Savannah’s family moved when she was about to enter high school, giving her a fresh start. She got involved in a myriad of extracurriculars and was grateful for teachers who were personally invested in her. Savannah attended every football game she could, almost never missed a school dance, and went all out for spirit week.
Though she dove head first into her new school, the depression she experienced as a child had lingered all these years and was only worsening with each poor decision that was made. Savannah moved through a string of relationships, resulting in more pain and confusion, which eventually led her parents to pull her out of school while they searched for a safer alternative.
When Savannah’s parents dropped her off at Christian Encounter, Savannah read their actions as rejection. “I thought I couldn’t be cared about." Savannah’s arrival coincided with Family Camp, which couldn’t have been better timing. Savannah was immediately received into a new, more extensive family unit than her own. The wealth of connection pulled her in and began to fill her heart.
A couple of months later, Savannah was on the side of a rock face, more than halfway through the 15-day backpacking trip in Tahoe National Forest. Tears streaming down her face, Savannah’s cries echoed through the trees as she beat her fists against the rock. Staff member Caryn Galeckas lowered herself down over the ledge to join Savannah. “Why is this such a big deal for you? Why do you feel like you need to come up this? What happens if you don’t?” Moments later another staff member appeared above her. They proceeded to share the gospel of grace with Savannah, awakening truth she had heard many times before. It was half an hour before Savannah would proceed up the ledge, propelled by a new reality.

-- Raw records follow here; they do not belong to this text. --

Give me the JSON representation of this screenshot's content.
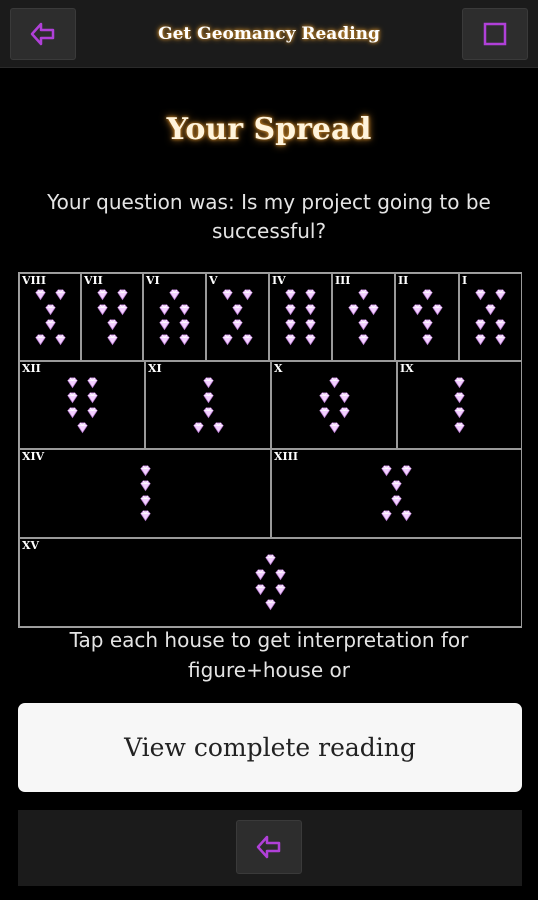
{
  "header": {
    "title": "Get Geomancy Reading",
    "back_icon": "back-arrow-icon",
    "menu_icon": "square-menu-icon"
  },
  "main": {
    "heading": "Your Spread",
    "question": "Your question was: Is my project going to be successful?",
    "instruction": "Tap each house to get interpretation for figure+house or",
    "view_button": "View complete reading"
  },
  "spread": {
    "houses": [
      {
        "numeral": "VIII",
        "figure": [
          2,
          1,
          1,
          2
        ]
      },
      {
        "numeral": "VII",
        "figure": [
          2,
          2,
          1,
          1
        ]
      },
      {
        "numeral": "VI",
        "figure": [
          1,
          2,
          2,
          2
        ]
      },
      {
        "numeral": "V",
        "figure": [
          2,
          1,
          1,
          2
        ]
      },
      {
        "numeral": "IV",
        "figure": [
          2,
          2,
          2,
          2
        ]
      },
      {
        "numeral": "III",
        "figure": [
          1,
          2,
          1,
          1
        ]
      },
      {
        "numeral": "II",
        "figure": [
          1,
          2,
          1,
          1
        ]
      },
      {
        "numeral": "I",
        "figure": [
          2,
          1,
          2,
          2
        ]
      },
      {
        "numeral": "XII",
        "figure": [
          2,
          2,
          2,
          1
        ]
      },
      {
        "numeral": "XI",
        "figure": [
          1,
          1,
          1,
          2
        ]
      },
      {
        "numeral": "X",
        "figure": [
          1,
          2,
          2,
          1
        ]
      },
      {
        "numeral": "IX",
        "figure": [
          1,
          1,
          1,
          1
        ]
      },
      {
        "numeral": "XIV",
        "figure": [
          1,
          1,
          1,
          1
        ]
      },
      {
        "numeral": "XIII",
        "figure": [
          2,
          1,
          1,
          2
        ]
      },
      {
        "numeral": "XV",
        "figure": [
          1,
          2,
          2,
          1
        ]
      }
    ]
  },
  "footer": {
    "back_icon": "back-arrow-icon"
  },
  "colors": {
    "accent_purple": "#b040d8",
    "gem": "#f3d0ff",
    "glow": "#d08a2a"
  }
}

Once on solid ground, she fell into the embrace of her teammates.
Moving forward from that day, Savannah began to see differently. As she wrote her reflection paper on the 15-day trip, she recognized the rejection she had perceived from her family wasn’t rejection at all. She realized that love was not something to be earned or won, that her personal worth was separate from the challenges she faced in life. “I have tried to replace my family in the past, but I don’t need to do that anymore. I care for my family more than anything…”
As Savannah began learning how to walk out these truths, her desire to be baptized resurfaced and seemed like a logical next step. Surrounded by her family and friends, Savannah made a public profession of faith this past winter.
When prompted for personally significant scriptures, Savannah recites Proverbs 27:5 among a few: “Better is open rebuke than hidden love.” Savannah now recognizes the courage it took for family members and church members to confront her when they did. The consequences could have been irreversible had they waited much longer.
“When I came to the Ranch I made a goal to experience and understand the true meaning of God’s love before I finished my stay...The community and fellowship at the Ranch is so welcoming and accepting that I was able to experience a love that I had never comprehended: agape, an unconditional enduring love. 1 John 4:12 states, ‘No one has ever seen God; if we love one another, God abides in us and his love is perfected in us.’ His disciples at the Ranch took me in with arms wide open and loved me even when I made it painfully obvious I was not perfect...The Ranch has become many things to me: a family, a home, an enduring sense of hope, and most of all a titanium reminder that God’s love will never fail and never end.”